Spike 1140 AM will mix syndicated programs such as “The Tom Leykis Show” and Los Angeles Dodgers baseball with brief segments produced by the cable channel focusing on men’s issues — including health, fitness and lifestyle. The station also will add the Sporting News Network to its lineup later this month.

“Spike TV has proven there is an audience for programing specific to the male lifestyle,” says Jack Landreth, program director of Spike 1140 AM.

No room for ‘Daddy’

TV viewers in one North Carolina community who wanted to see how low reality television can go never got the chance.

WRAZ-TV, the Fox affiliate for the Raleigh-Durham region, balked at airing last night’s 90-minute special “Who’s Your Daddy,” in which an adopted woman tried to pick her biological father from a group of eight candidates, Reuters News Agency reports.

The station yanked “Daddy” and instead aired the documentary “I Have Roots and Branches: Personal Reflections on Adoption” in the 8 to 9:30 p.m. time slot.

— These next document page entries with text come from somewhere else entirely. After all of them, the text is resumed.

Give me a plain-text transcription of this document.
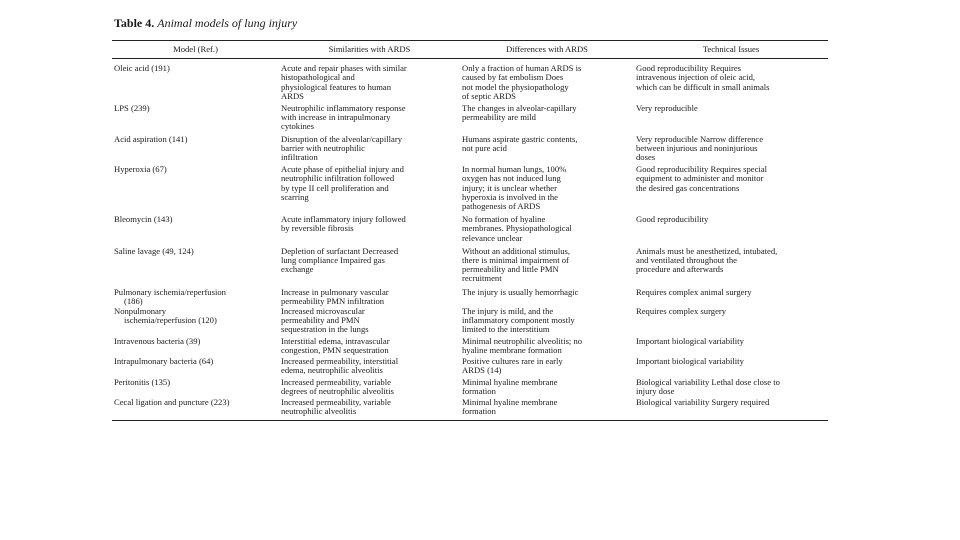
Table 4. Animal models of lung injury
Model (Ref.)	Similarities with ARDS	Differences with ARDS	Technical Issues

Oleic acid (191)	Acute and repair phases with similar
histopathological and
physiological features to human
ARDS	Only a fraction of human ARDS is
caused by fat embolism Does
not model the physiopathology
of septic ARDS	Good reproducibility Requires
intravenous injection of oleic acid,
which can be difficult in small animals

LPS (239)	Neutrophilic inflammatory response
with increase in intrapulmonary
cytokines	The changes in alveolar-capillary
permeability are mild	Very reproducible

Acid aspiration (141)	Disruption of the alveolar/capillary
barrier with neutrophilic
infiltration	Humans aspirate gastric contents,
not pure acid	Very reproducible Narrow difference
between injurious and noninjurious
doses

Hyperoxia (67)	Acute phase of epithelial injury and
neutrophilic infiltration followed
by type II cell proliferation and
scarring	In normal human lungs, 100%
oxygen has not induced lung
injury; it is unclear whether
hyperoxia is involved in the
pathogenesis of ARDS	Good reproducibility Requires special
equipment to administer and monitor
the desired gas concentrations

Bleomycin (143)	Acute inflammatory injury followed
by reversible fibrosis	No formation of hyaline
membranes. Physiopathological
relevance unclear	Good reproducibility

Saline lavage (49, 124)	Depletion of surfactant Decreased
lung compliance Impaired gas
exchange	Without an additional stimulus,
there is minimal impairment of
permeability and little PMN
recruitment	Animals must be anesthetized, intubated,
and ventilated throughout the
procedure and afterwards

Pulmonary ischemia/reperfusion
(186)	Increase in pulmonary vascular
permeability PMN infiltration	The injury is usually hemorrhagic	Requires complex animal surgery

Nonpulmonary
ischemia/reperfusion (120)	Increased microvascular
permeability and PMN
sequestration in the lungs	The injury is mild, and the
inflammatory component mostly
limited to the interstitium	Requires complex surgery

Intravenous bacteria (39)	Interstitial edema, intravascular
congestion, PMN sequestration	Minimal neutrophilic alveolitis; no
hyaline membrane formation	Important biological variability

Intrapulmonary bacteria (64)	Increased permeability, interstitial
edema, neutrophilic alveolitis	Positive cultures rare in early
ARDS (14)	Important biological variability

Peritonitis (135)	Increased permeability, variable
degrees of neutrophilic alveolitis	Minimal hyaline membrane
formation	Biological variability Lethal dose close to
injury dose

Cecal ligation and puncture (223)	Increased permeability, variable
neutrophilic alveolitis	Minimal hyaline membrane
formation	Biological variability Surgery required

Fox and News Corp. executives have been catching flak from adoption advocates and many other critics for “Daddy.” The show challenges a woman who was adopted as an infant to pick her father from a group of eight men for a $100,000 prize. If the woman picks the right man, she wins the $100,000, but if not, the impostor gets the money. Fox has shot a total of six episodes of “Daddy” but so far has scheduled only one airing as a special.

Fox representatives have stressed that despite the show’s provocative title, all the people featured in “Daddy” were willing participants and that regardless of the competitive element, all the women are reunited with their biological fathers as a result of their participation in the show.

Compiled by Christian Toto from staff and wire reports.